Una problematica e una vicenda che Curzel ha deciso di affrontare tramite la storia di Hermann e della sua amica d’infanzia: «Entrambi vittime della guerra, fanno parte però di due comunità diverse presenti nella stessa città: gli ebrei e i tedeschi» dichiara l’autore, aggiungendo che «con la storia Hermann si racconta l’emarginazione degli ebrei prima della Shoah (periodo di enorme sofferenza perché è il momento in cui i perseguitati hanno perso in modo graduale ma costante i propri diritti e la propria identità), mentre con la storia dell’amica si ha l’occasione di descrivere il bombardamento di Dresda, che ha distrutto vite e opere umane».

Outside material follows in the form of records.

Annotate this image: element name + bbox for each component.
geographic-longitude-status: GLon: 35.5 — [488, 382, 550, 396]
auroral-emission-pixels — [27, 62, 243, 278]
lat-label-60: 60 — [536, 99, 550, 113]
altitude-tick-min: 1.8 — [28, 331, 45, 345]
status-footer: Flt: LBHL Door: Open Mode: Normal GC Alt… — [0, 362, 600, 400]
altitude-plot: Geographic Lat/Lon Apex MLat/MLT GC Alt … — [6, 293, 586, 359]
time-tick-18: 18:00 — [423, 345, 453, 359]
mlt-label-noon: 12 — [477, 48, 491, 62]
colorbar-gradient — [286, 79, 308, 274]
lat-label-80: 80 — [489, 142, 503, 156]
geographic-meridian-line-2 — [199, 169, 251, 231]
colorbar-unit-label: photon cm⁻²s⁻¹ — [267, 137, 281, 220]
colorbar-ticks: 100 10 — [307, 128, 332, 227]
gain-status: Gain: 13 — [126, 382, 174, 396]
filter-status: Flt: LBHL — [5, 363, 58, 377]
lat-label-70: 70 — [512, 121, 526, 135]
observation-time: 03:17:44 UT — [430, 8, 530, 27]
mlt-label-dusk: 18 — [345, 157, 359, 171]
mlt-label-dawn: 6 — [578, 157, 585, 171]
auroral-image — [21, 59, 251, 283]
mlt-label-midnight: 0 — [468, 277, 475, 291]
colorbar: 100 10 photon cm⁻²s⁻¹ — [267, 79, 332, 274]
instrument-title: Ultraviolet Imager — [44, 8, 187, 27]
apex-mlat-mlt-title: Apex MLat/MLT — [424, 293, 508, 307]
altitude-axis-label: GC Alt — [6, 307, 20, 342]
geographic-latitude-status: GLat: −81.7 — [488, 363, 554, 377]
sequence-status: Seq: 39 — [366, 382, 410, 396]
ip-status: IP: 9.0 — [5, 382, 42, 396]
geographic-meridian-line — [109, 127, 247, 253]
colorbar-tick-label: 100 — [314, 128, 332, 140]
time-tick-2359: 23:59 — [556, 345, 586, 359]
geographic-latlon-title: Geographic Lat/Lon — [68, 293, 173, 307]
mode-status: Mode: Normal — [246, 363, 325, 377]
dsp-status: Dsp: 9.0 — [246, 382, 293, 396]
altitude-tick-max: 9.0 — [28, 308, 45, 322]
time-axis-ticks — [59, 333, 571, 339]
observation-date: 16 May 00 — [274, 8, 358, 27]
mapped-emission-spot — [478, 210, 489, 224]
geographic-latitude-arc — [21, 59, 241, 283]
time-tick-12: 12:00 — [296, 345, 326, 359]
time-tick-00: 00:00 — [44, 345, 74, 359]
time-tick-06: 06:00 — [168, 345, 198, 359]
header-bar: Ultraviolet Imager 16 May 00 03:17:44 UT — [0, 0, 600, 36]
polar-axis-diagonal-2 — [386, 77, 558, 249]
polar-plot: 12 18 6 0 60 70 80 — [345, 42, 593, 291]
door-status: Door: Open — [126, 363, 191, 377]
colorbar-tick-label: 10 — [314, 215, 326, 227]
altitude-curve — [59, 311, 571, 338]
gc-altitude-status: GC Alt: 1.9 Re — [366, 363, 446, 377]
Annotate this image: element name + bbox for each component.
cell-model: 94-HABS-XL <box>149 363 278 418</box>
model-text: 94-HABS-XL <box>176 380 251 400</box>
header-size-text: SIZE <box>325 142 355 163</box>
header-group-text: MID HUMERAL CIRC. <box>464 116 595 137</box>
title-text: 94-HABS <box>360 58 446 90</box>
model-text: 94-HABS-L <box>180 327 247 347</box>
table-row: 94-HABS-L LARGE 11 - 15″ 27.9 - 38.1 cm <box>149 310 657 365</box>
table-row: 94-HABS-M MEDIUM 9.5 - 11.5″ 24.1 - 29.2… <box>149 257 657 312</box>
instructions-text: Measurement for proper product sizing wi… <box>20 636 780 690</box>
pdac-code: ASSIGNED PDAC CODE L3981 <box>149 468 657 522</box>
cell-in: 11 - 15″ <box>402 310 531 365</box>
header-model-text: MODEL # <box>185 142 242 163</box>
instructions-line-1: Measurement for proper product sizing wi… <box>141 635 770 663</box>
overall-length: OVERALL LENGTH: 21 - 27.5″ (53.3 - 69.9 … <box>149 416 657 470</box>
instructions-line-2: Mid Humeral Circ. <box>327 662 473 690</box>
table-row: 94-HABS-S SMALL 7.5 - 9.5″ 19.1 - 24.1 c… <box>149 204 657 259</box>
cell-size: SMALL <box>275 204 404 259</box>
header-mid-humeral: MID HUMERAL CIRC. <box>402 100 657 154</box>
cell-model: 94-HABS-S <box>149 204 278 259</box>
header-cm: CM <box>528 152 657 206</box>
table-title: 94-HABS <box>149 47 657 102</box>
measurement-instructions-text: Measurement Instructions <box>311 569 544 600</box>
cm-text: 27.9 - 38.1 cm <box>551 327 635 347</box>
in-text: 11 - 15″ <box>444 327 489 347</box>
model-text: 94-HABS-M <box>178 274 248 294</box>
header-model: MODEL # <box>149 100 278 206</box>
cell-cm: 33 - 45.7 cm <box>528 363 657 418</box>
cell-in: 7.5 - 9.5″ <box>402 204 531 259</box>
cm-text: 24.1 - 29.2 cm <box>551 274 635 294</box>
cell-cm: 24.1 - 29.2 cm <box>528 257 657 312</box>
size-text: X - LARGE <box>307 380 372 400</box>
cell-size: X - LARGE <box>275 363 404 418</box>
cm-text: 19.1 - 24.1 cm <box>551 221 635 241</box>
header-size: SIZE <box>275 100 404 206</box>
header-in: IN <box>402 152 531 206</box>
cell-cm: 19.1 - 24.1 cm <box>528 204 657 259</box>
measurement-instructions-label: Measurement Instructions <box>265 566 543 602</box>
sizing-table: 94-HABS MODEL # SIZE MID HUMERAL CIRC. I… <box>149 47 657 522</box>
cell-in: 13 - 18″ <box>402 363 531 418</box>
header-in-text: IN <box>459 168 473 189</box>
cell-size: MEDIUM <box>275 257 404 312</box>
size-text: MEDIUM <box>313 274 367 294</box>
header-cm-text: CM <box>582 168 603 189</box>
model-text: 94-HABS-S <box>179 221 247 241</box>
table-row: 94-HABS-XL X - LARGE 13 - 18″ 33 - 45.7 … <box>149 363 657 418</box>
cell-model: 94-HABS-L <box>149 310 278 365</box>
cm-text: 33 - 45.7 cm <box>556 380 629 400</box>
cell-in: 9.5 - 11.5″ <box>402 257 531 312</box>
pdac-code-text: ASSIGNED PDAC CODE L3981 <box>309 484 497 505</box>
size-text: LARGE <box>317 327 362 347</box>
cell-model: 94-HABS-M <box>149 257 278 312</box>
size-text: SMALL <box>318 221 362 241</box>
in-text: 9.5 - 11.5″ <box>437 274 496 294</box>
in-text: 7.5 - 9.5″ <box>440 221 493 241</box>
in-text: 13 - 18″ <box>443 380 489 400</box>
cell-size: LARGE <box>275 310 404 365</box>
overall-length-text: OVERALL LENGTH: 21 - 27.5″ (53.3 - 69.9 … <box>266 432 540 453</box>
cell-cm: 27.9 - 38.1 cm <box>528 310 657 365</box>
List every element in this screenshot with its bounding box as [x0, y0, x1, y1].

«Due personaggi inventati», continua il regista, «ma resi assolutamente verosimili perché “costruiti” con l’aiuto di molteplici e tangibili fonti storiche, come diari, libri e registri vari».

Un contesto e una storia che Curzel ha deciso di narrare tramite il cinema, in quanto questo «pur non avendo la stessa capacità analitica di un saggio, ha una maggiore forza comunicativa, poiché rimane più impresso nella memoria del pubblico».

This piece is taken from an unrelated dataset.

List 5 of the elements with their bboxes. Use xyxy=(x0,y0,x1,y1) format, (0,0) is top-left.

E qui veniamo alle questioni linguistiche legate al film, che si basa su una struttura formale piuttosto particolare, ben spiegata dal regista: «In questo lavoro ho alternato il materiale d’archivio con le riprese “contemporanee” tramite il montaggio invisibile, ovvero quella tecnica che serve a far notare gli stacchi il meno possibile. Ciò per unire e confondere i due piani temporali e far entrare così lo spettatore nell’emotività dei personaggi, i quali vivono in un continuo flusso di coscienza tra il loro passato e il loro presente».

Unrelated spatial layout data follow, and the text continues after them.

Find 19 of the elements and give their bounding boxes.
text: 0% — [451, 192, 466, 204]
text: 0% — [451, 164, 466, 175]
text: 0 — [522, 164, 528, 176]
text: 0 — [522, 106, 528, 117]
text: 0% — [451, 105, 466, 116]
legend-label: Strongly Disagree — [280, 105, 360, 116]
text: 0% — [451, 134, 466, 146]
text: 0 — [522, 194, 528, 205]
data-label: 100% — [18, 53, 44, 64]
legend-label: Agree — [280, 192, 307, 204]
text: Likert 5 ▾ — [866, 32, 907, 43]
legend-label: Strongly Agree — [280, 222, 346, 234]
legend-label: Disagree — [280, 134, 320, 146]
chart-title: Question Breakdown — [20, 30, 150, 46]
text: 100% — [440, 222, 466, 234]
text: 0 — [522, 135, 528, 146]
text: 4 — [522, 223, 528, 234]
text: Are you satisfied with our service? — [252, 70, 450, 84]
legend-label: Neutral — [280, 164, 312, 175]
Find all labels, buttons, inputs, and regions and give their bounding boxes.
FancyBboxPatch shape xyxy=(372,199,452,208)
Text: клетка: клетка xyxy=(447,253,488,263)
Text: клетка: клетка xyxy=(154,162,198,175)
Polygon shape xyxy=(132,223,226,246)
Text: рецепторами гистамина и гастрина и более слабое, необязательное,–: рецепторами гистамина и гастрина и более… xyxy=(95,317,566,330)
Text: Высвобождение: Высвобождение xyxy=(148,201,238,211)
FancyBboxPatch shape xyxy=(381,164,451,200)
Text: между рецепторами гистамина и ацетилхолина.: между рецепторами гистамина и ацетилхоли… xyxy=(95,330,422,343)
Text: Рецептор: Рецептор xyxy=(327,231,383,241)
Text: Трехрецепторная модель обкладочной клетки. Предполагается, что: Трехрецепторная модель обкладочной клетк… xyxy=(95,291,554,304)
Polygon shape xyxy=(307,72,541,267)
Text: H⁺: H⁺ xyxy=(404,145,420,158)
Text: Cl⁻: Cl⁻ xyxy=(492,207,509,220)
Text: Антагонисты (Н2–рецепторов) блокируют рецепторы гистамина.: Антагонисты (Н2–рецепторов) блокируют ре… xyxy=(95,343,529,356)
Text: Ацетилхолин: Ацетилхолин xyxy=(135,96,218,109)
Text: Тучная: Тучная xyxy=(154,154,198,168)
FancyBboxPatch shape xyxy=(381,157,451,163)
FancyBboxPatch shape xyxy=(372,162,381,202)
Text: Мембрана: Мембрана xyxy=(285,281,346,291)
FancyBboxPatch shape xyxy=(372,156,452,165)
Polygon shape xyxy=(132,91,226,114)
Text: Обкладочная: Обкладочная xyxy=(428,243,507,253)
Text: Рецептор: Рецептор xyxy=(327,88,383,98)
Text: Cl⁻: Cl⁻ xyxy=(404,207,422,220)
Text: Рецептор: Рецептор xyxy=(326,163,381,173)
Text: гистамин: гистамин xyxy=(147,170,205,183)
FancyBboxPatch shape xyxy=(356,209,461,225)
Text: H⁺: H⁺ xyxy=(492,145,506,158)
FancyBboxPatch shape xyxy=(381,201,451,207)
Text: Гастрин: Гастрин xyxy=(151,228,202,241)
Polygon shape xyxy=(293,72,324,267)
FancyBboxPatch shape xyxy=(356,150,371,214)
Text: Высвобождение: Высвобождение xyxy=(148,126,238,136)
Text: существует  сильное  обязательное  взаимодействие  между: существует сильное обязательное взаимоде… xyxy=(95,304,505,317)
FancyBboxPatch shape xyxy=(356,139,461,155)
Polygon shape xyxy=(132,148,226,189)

“Nach Dresden” non è però l’unica opera girata da Vittorio Curzel, il quale nel 2011 è ritornato su temi legati alla storia con “Fino a quando …”, titolo incentrato sulla prima guerra mondiale. «Questo film – partendo da una fotografia del 1916 di due soldati trentini in licenza dal fronte – racconta la storia di una famiglia durante la Grande Guerra, seguendo un itinerario che comincia con il nonno soldato in Galizia e si conclude fra le rocce del Pasubio, dove nell’ultimo anno di guerra Kaiserjäger trentini si trovano a combattere contro altri trentini volontari nell’esercito italiano. Si consuma così un altro dramma: gente della stessa terra che si trova su trincee opposte del medesimo fronte» racconta l’autore.

Un’opera che si collega alla precedente “Nach Dresden”, soprattutto a livello tematico, come spiega Curzel: «La violenza della prima guerra mondiale e delle guerre coloniali che la seguono prepara i genocidi perpetrati nella seconda. Nella Galizia attraversata dai soldati trentini in guerra vivevano molte comunità ebraiche. Due decenni dopo, a causa della persecuzione nazista, quelle comunità sarebbero state distrutte e i nomi di molti dei villaggi nei quali vivevano sarebbero stati cancellati per sempre dalle carte geografiche. Le immagini del campo di sterminio di Auschwitz Birkenau che compaiono nella parte conclusiva di “Fino a quando …” ricordano la stretta connessione tra i due conflitti mondiali del “secolo breve”. La narrazione di “Fino a quando …” si conclude negli anni in cui le vicende raccontate in “Nach Dresden” hanno inizio».